When you are grooving on a drive through a scenic spot and a great song pops up on the radio, do you ever want to just crank up the radio? But with touchscreens in today’s models, you have to press a slider or a button, sometimes repeatedly.
That kind of problem might be changing slowly, as some carmakers—especially European models from Mercedes-Benz, VW and Audi—are moving away from capacitive-touch sliders on touchscreens, a kind of sensor. Capacitive touchscreens use an electronic sensor that detects a user’s touch by measuring the changes in an electrostatic field. A grid of electrodes creates the field and when a person’s finger (which is conductive) comes in contact, it disrupts the field.
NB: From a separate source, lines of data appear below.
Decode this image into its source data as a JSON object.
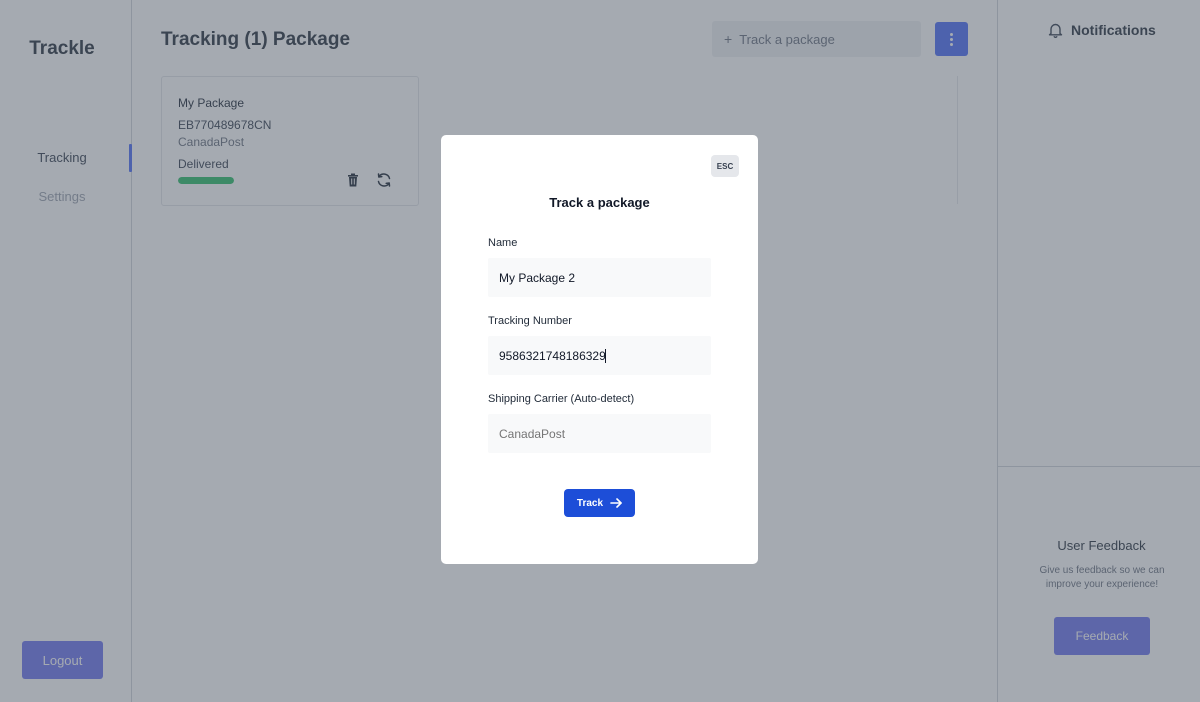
{
  "app": {
    "brand": "Trackle"
  },
  "sidebar": {
    "items": [
      {
        "label": "Tracking",
        "active": true
      },
      {
        "label": "Settings",
        "active": false
      }
    ],
    "logout_label": "Logout"
  },
  "main": {
    "title": "Tracking (1) Package",
    "search_placeholder": "Track a package",
    "package": {
      "name": "My Package",
      "number": "EB770489678CN",
      "carrier": "CanadaPost",
      "status": "Delivered",
      "progress_percent": 100
    }
  },
  "notifications": {
    "title": "Notifications"
  },
  "feedback": {
    "title": "User Feedback",
    "text": "Give us feedback so we can improve your experience!",
    "button_label": "Feedback"
  },
  "modal": {
    "esc_label": "ESC",
    "title": "Track a package",
    "name_label": "Name",
    "name_value": "My Package 2",
    "tracking_label": "Tracking Number",
    "tracking_value": "9586321748186329",
    "carrier_label": "Shipping Carrier (Auto-detect)",
    "carrier_placeholder": "CanadaPost",
    "track_label": "Track"
  },
  "colors": {
    "accent": "#4f6ef7",
    "button_purple": "#6f77ee",
    "track_button": "#1d4ed8",
    "delivered_green": "#2fbf6a"
  },
  "icons": [
    "plus-icon",
    "kebab-menu-icon",
    "trash-icon",
    "refresh-icon",
    "bell-icon",
    "arrow-right-icon"
  ]
}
The move to more physical controls is partly driven by safety standards from the Euro NCAP starting in 2026 that has responded to safety proponents who argue that touchscreens increase driver distraction. Yes, touchscreens are sleeker and cleaner in interior designs, but they also mean drivers are more distracted than with a physical button or dial. The viewpoint is that physical buttons and dials provide more tactile feedback and allow drives to manipulate them without looking, which is arguably safer.
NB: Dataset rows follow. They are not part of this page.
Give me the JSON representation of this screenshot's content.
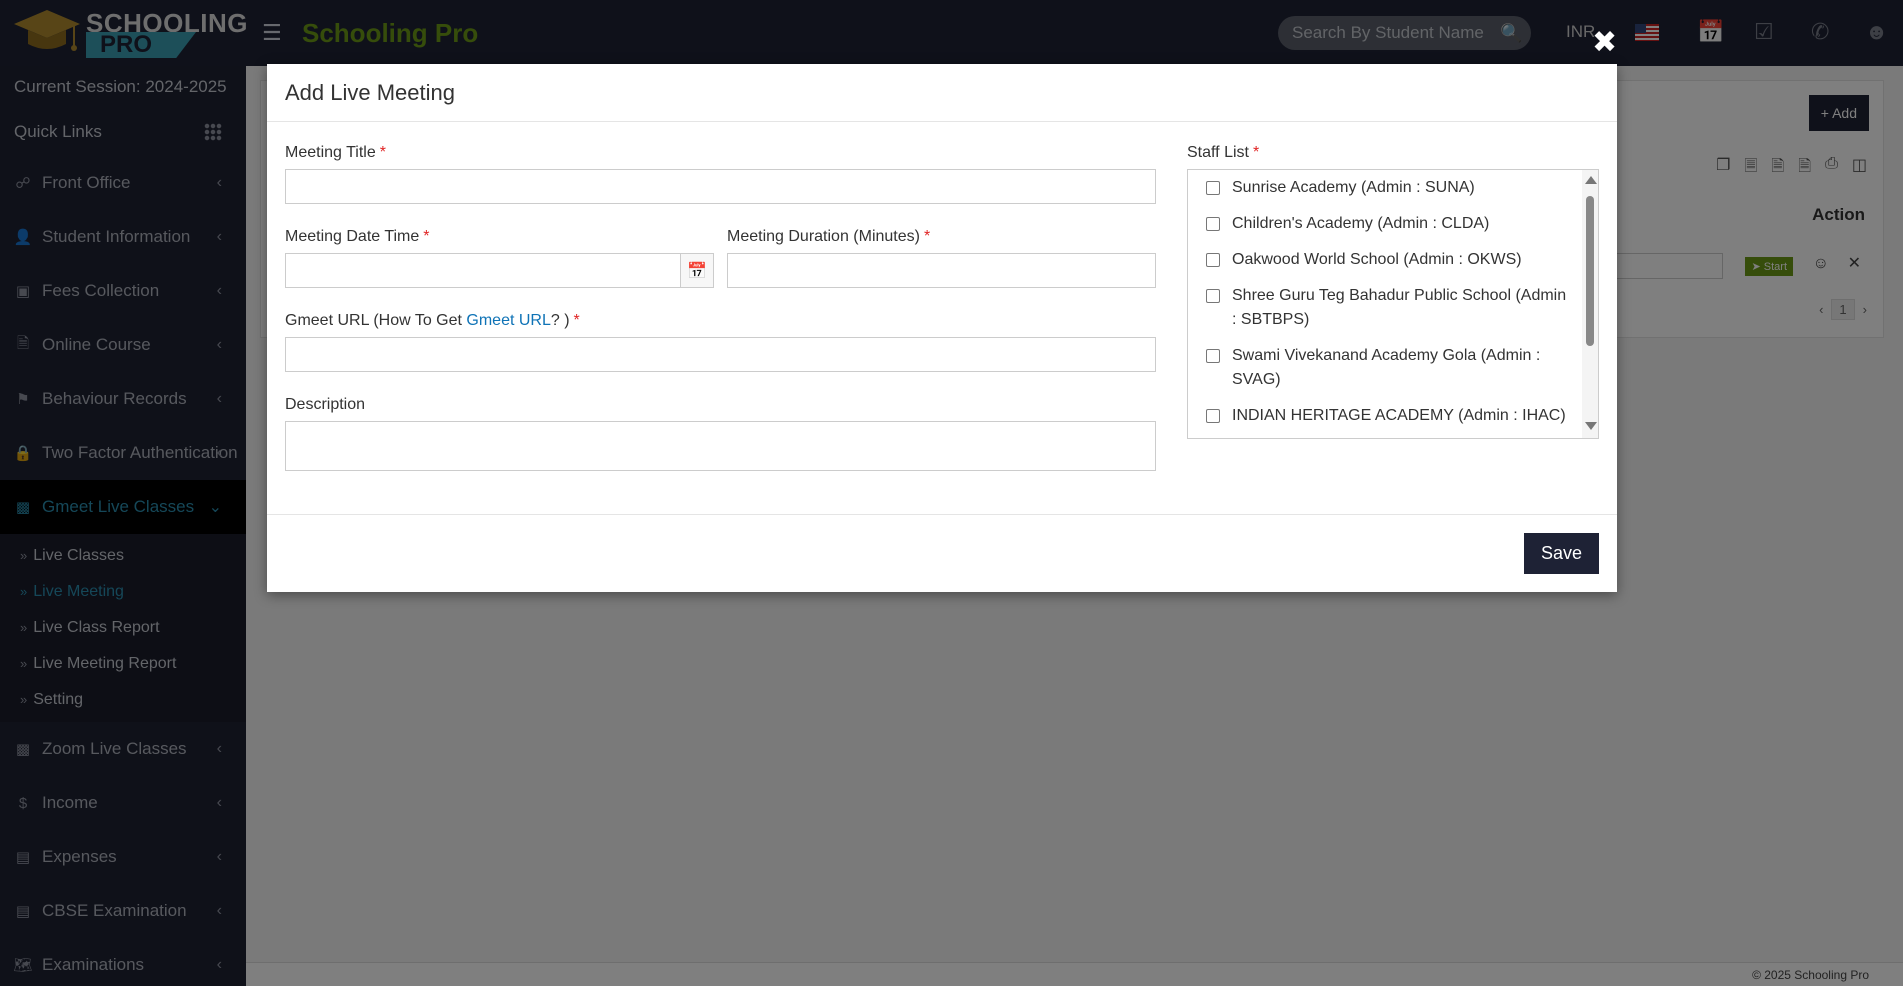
{
  "header": {
    "logo_line1": "SCHOOLING",
    "logo_line2": "PRO",
    "brand": "Schooling Pro",
    "search_placeholder": "Search By Student Name",
    "currency": "INR"
  },
  "sidebar": {
    "session": "Current Session: 2024-2025",
    "quick_links": "Quick Links",
    "items_top": [
      {
        "label": "Front Office",
        "icon": "front-office-icon"
      },
      {
        "label": "Student Information",
        "icon": "student-icon"
      },
      {
        "label": "Fees Collection",
        "icon": "money-icon"
      },
      {
        "label": "Online Course",
        "icon": "course-icon"
      },
      {
        "label": "Behaviour Records",
        "icon": "signpost-icon"
      },
      {
        "label": "Two Factor Authentication",
        "icon": "lock-icon"
      },
      {
        "label": "Gmeet Live Classes",
        "icon": "video-icon"
      }
    ],
    "submenu": [
      "Live Classes",
      "Live Meeting",
      "Live Class Report",
      "Live Meeting Report",
      "Setting"
    ],
    "items_bottom": [
      {
        "label": "Zoom Live Classes",
        "icon": "video-icon"
      },
      {
        "label": "Income",
        "icon": "dollar-icon"
      },
      {
        "label": "Expenses",
        "icon": "card-icon"
      },
      {
        "label": "CBSE Examination",
        "icon": "exam-icon"
      },
      {
        "label": "Examinations",
        "icon": "map-icon"
      }
    ]
  },
  "content": {
    "add_button": "Add",
    "action_header": "Action",
    "start_button": "Start",
    "page_number": "1",
    "footer": "© 2025 Schooling Pro"
  },
  "modal": {
    "title": "Add Live Meeting",
    "meeting_title_label": "Meeting Title",
    "meeting_date_label": "Meeting Date Time",
    "meeting_duration_label": "Meeting Duration (Minutes)",
    "gmeet_url_prefix": "Gmeet URL (How To Get ",
    "gmeet_url_link": "Gmeet URL",
    "gmeet_url_suffix": "? )",
    "description_label": "Description",
    "staff_list_label": "Staff List",
    "required_mark": "*",
    "staff": [
      "Sunrise Academy (Admin : SUNA)",
      "Children's Academy (Admin : CLDA)",
      "Oakwood World School (Admin : OKWS)",
      "Shree Guru Teg Bahadur Public School (Admin : SBTBPS)",
      "Swami Vivekanand Academy Gola (Admin : SVAG)",
      "INDIAN HERITAGE ACADEMY (Admin : IHAC)"
    ],
    "save_label": "Save"
  }
}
Plus, drivers have pushed back against large touchscreens in some of the latest models, according to dealers and drivers.
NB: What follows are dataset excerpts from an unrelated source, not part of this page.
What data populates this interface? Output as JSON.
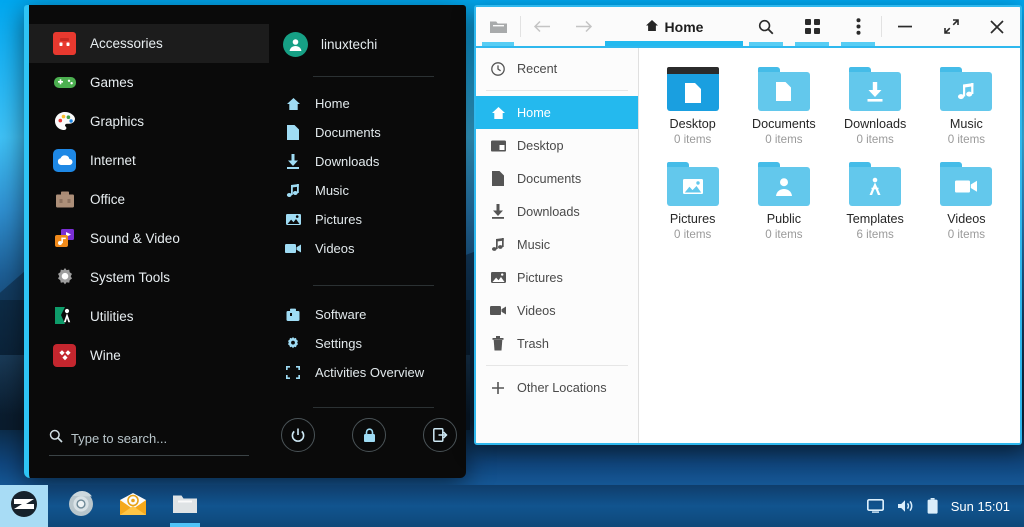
{
  "desktop": {
    "wallpaper_description": "blue sky gradient with dark mountain silhouette"
  },
  "start_menu": {
    "categories": [
      {
        "label": "Accessories",
        "icon": "toolbox-icon",
        "active": true
      },
      {
        "label": "Games",
        "icon": "gamepad-icon",
        "active": false
      },
      {
        "label": "Graphics",
        "icon": "palette-icon",
        "active": false
      },
      {
        "label": "Internet",
        "icon": "cloud-icon",
        "active": false
      },
      {
        "label": "Office",
        "icon": "briefcase-icon",
        "active": false
      },
      {
        "label": "Sound & Video",
        "icon": "music-video-icon",
        "active": false
      },
      {
        "label": "System Tools",
        "icon": "gear-icon",
        "active": false
      },
      {
        "label": "Utilities",
        "icon": "compass-icon",
        "active": false
      },
      {
        "label": "Wine",
        "icon": "wine-diamond-icon",
        "active": false
      }
    ],
    "search": {
      "placeholder": "Type to search...",
      "value": "",
      "icon": "search-icon"
    },
    "user": {
      "name": "linuxtechi",
      "avatar_icon": "user-avatar-icon"
    },
    "places": [
      {
        "label": "Home",
        "icon": "home-icon"
      },
      {
        "label": "Documents",
        "icon": "document-icon"
      },
      {
        "label": "Downloads",
        "icon": "download-icon"
      },
      {
        "label": "Music",
        "icon": "music-note-icon"
      },
      {
        "label": "Pictures",
        "icon": "image-icon"
      },
      {
        "label": "Videos",
        "icon": "video-camera-icon"
      }
    ],
    "system": [
      {
        "label": "Software",
        "icon": "software-bag-icon"
      },
      {
        "label": "Settings",
        "icon": "gear-icon"
      },
      {
        "label": "Activities Overview",
        "icon": "overview-brackets-icon"
      }
    ],
    "power_buttons": [
      {
        "name": "shutdown",
        "icon": "power-icon"
      },
      {
        "name": "lock",
        "icon": "lock-icon"
      },
      {
        "name": "logout",
        "icon": "logout-icon"
      }
    ]
  },
  "file_manager": {
    "header": {
      "path_icon": "folder-open-icon",
      "back_icon": "arrow-left-icon",
      "forward_icon": "arrow-right-icon",
      "title": "Home",
      "title_icon": "home-icon",
      "search_icon": "search-icon",
      "view_grid_icon": "grid-view-icon",
      "menu_icon": "three-dots-menu-icon",
      "minimize_icon": "minimize-icon",
      "maximize_icon": "maximize-icon",
      "close_icon": "close-icon"
    },
    "sidebar": [
      {
        "label": "Recent",
        "icon": "clock-icon",
        "active": false
      },
      {
        "label": "Home",
        "icon": "home-icon",
        "active": true
      },
      {
        "label": "Desktop",
        "icon": "desktop-icon",
        "active": false
      },
      {
        "label": "Documents",
        "icon": "document-icon",
        "active": false
      },
      {
        "label": "Downloads",
        "icon": "download-icon",
        "active": false
      },
      {
        "label": "Music",
        "icon": "music-note-icon",
        "active": false
      },
      {
        "label": "Pictures",
        "icon": "image-icon",
        "active": false
      },
      {
        "label": "Videos",
        "icon": "video-camera-icon",
        "active": false
      },
      {
        "label": "Trash",
        "icon": "trash-icon",
        "active": false
      },
      {
        "label": "Other Locations",
        "icon": "plus-icon",
        "active": false
      }
    ],
    "files": [
      {
        "name": "Desktop",
        "items": "0 items",
        "icon": "desktop-folder-icon"
      },
      {
        "name": "Documents",
        "items": "0 items",
        "icon": "documents-folder-icon"
      },
      {
        "name": "Downloads",
        "items": "0 items",
        "icon": "downloads-folder-icon"
      },
      {
        "name": "Music",
        "items": "0 items",
        "icon": "music-folder-icon"
      },
      {
        "name": "Pictures",
        "items": "0 items",
        "icon": "pictures-folder-icon"
      },
      {
        "name": "Public",
        "items": "0 items",
        "icon": "public-folder-icon"
      },
      {
        "name": "Templates",
        "items": "6 items",
        "icon": "templates-folder-icon"
      },
      {
        "name": "Videos",
        "items": "0 items",
        "icon": "videos-folder-icon"
      }
    ]
  },
  "taskbar": {
    "start_button": {
      "name": "zorin-menu-button",
      "icon": "zorin-logo-icon"
    },
    "apps": [
      {
        "name": "chromium",
        "icon": "chromium-icon",
        "running": false
      },
      {
        "name": "mail",
        "icon": "mail-icon",
        "running": false
      },
      {
        "name": "files",
        "icon": "file-manager-icon",
        "running": true
      }
    ],
    "tray": [
      {
        "name": "display",
        "icon": "display-icon"
      },
      {
        "name": "volume",
        "icon": "volume-icon"
      },
      {
        "name": "battery",
        "icon": "battery-icon"
      }
    ],
    "clock": "Sun 15:01"
  },
  "colors": {
    "accent": "#24b9ee",
    "menu_bg": "#0a0a0a",
    "folder_blue": "#63c8ec",
    "taskbar_blue": "#11548f"
  }
}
Buttons and dials actually cost more for carmakers, but the push to please buyers and add back safety seems to have won the day. The development cost of touchscreens dropped over time, which is why automakers decided to rely on them instead of designing rows of toggle switches and buttons, according to Robby DeGraff, product and consumer insights manager at AutoPacific, told The Drive in a report carried by Kelley Blue Book.
Wired reported the trend to vintage controls in May when Hyundai added more buttons in the Santa Fe. “From an interaction design perspective, the shift to touchscreens strips away the natural affordances that made driving intuitive,” the report quoted Steven Kyffin, a past dean of design at Northumbria University in the UK. He said steering, acceleration, braking, gear shifting, lights, wipers and other factors that enable you to drive the car should be tactile. The Today Show also recently laid out the latest trend to buttons and dials.
Among the other carmakers heading back to the future with dials and buttons are Porsche, Mercedes, Volkswagen and Audi. Mercedes-Benz software lead Magnus Ostberg told Kelley Blue Book, “The data shows us the physical buttons are better and that’s why we put them back in.”